Estas ilhas perderam espécies e habitats únicos reduziram-se a pequenos remanescentes. Quase todas as paisagens e vistas foram transformadas.
O que é mais surpreendente é que, ao longo dos últimos 50 anos, desde que os cientistas começaram a recolher informações sobre a biodiversidade de forma sistemática, não houve qualquer abrandamento nesse declínio.
Mais de 750 espécies avaliadas diminuíram em média 19% desde o início da monitorização em 1970. As perdas continuam apesar dos esforços heróicos de muitas pessoas e organizações apaixonadas. Hoje, das mais de 10 mil espécies avaliadas, 16% (1.500, ou uma em cada seis) estão ameaçadas de extinção.

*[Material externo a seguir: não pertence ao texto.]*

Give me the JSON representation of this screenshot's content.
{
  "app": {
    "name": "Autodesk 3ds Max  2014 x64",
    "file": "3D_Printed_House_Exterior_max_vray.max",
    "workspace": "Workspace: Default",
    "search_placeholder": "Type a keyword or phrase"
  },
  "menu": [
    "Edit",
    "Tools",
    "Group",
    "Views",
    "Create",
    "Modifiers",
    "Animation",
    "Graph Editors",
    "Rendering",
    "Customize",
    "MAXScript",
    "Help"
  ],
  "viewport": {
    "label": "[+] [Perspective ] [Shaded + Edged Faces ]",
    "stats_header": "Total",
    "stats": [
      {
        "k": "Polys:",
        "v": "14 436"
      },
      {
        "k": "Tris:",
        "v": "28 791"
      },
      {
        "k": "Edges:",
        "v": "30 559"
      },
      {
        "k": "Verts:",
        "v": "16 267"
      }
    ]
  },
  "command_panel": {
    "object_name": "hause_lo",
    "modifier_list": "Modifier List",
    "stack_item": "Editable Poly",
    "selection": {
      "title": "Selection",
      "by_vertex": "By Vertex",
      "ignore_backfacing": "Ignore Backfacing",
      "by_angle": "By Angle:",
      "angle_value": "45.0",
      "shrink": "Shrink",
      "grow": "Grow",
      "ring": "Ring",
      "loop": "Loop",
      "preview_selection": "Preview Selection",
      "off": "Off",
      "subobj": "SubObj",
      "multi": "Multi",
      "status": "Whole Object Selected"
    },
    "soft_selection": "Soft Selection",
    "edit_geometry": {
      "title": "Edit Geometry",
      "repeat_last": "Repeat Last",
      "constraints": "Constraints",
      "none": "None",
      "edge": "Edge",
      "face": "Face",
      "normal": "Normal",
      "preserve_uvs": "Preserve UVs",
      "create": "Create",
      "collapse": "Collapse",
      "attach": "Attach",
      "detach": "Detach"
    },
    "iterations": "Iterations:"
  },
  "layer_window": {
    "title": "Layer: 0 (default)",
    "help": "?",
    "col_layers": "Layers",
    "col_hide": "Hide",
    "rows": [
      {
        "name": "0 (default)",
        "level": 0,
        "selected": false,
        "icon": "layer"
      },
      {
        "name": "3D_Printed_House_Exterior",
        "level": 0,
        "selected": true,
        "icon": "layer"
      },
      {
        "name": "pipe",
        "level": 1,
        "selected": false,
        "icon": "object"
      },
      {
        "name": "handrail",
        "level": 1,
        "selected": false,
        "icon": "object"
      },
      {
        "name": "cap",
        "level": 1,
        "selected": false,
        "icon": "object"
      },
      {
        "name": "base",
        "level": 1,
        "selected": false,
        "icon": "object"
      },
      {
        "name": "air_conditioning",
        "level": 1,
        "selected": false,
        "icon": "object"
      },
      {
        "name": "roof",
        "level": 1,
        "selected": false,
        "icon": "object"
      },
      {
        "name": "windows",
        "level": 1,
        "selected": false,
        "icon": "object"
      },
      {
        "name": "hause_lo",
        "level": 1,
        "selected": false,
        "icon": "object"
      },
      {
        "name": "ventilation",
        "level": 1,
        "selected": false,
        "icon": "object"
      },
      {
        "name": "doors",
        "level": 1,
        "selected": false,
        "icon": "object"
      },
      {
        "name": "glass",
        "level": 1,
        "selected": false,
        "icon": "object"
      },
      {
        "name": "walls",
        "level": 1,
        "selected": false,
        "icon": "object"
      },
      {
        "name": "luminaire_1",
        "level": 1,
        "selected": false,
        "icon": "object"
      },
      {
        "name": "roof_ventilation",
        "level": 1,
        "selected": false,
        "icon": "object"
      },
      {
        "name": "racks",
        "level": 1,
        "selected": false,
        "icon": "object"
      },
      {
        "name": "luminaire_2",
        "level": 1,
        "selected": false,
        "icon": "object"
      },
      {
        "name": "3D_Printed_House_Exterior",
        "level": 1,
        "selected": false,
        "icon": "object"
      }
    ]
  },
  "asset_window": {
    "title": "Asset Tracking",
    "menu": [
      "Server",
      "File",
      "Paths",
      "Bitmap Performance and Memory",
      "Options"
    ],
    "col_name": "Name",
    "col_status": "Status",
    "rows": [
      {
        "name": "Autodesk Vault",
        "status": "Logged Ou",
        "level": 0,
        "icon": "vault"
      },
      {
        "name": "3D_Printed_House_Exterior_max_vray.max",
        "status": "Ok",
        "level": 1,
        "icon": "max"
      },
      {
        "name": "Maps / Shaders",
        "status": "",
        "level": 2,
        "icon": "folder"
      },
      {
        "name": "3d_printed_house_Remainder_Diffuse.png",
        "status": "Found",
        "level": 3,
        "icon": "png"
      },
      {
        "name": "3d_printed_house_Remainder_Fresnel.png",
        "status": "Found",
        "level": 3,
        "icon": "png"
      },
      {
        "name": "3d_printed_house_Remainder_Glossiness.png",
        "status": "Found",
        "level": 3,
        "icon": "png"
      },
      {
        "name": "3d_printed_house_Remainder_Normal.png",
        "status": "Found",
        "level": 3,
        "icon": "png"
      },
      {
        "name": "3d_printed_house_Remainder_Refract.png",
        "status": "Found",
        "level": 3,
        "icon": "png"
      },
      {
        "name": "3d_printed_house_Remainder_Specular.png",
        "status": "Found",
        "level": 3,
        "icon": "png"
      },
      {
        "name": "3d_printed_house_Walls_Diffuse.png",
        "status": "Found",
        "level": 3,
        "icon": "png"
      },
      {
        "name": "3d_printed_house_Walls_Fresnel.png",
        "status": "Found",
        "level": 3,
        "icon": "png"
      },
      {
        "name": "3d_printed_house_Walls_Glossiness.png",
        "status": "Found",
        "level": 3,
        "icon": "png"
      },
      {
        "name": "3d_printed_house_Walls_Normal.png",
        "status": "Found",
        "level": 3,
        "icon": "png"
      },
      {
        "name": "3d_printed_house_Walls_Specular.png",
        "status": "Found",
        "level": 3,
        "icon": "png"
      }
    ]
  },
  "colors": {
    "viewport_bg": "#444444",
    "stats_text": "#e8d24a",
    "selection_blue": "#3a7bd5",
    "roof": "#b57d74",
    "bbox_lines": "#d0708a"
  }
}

Esta é a conclusão preocupante do último relatório sobre o estado da natureza, compilado por especialistas de mais de 60 das principais organizações de investigação e conservação do Reino Unido, utilizando as informações mais recentes e precisas sobre a biodiversidade em terra, em água doce, ao redor da costa e em o oceano.
A evidência de que espécies e habitats estão a ser perdidos é clara. E, no entanto, como mostra o relatório, nunca houve uma melhor compreensão do estado da natureza e, mais importante, do que é necessário para o corrigir.
A natureza continua a declinar
Todos dependem da natureza pelas coisas que ela fornece gratuitamente: os chamados serviços ecossistémicos, como alimentos saudáveis, materiais, ar puro e água. Você poderia acrescentar bem-estar humano, saúde física e mental – e para muitos, inspiração, consolo e alegria.
Há motivos para proteger a natureza porque ela está alinhada com os nossos valores, desde a responsabilidade moral que sentimos para com as gerações futuras até ao valor intrínseco que sabemos que a natureza tem. Todas essas são boas razões, mas a autopreservação é convincente.
O novo relatório apresenta evidências sobre como e porquê a natureza está a mudar no Reino Unido e nos seus quatro países constituintes. Para isso, os autores analisaram três medidas: abundância de espécies (o número de indivíduos), distribuição de espécies (a proporção de locais ocupados) e risco de extinção nacional.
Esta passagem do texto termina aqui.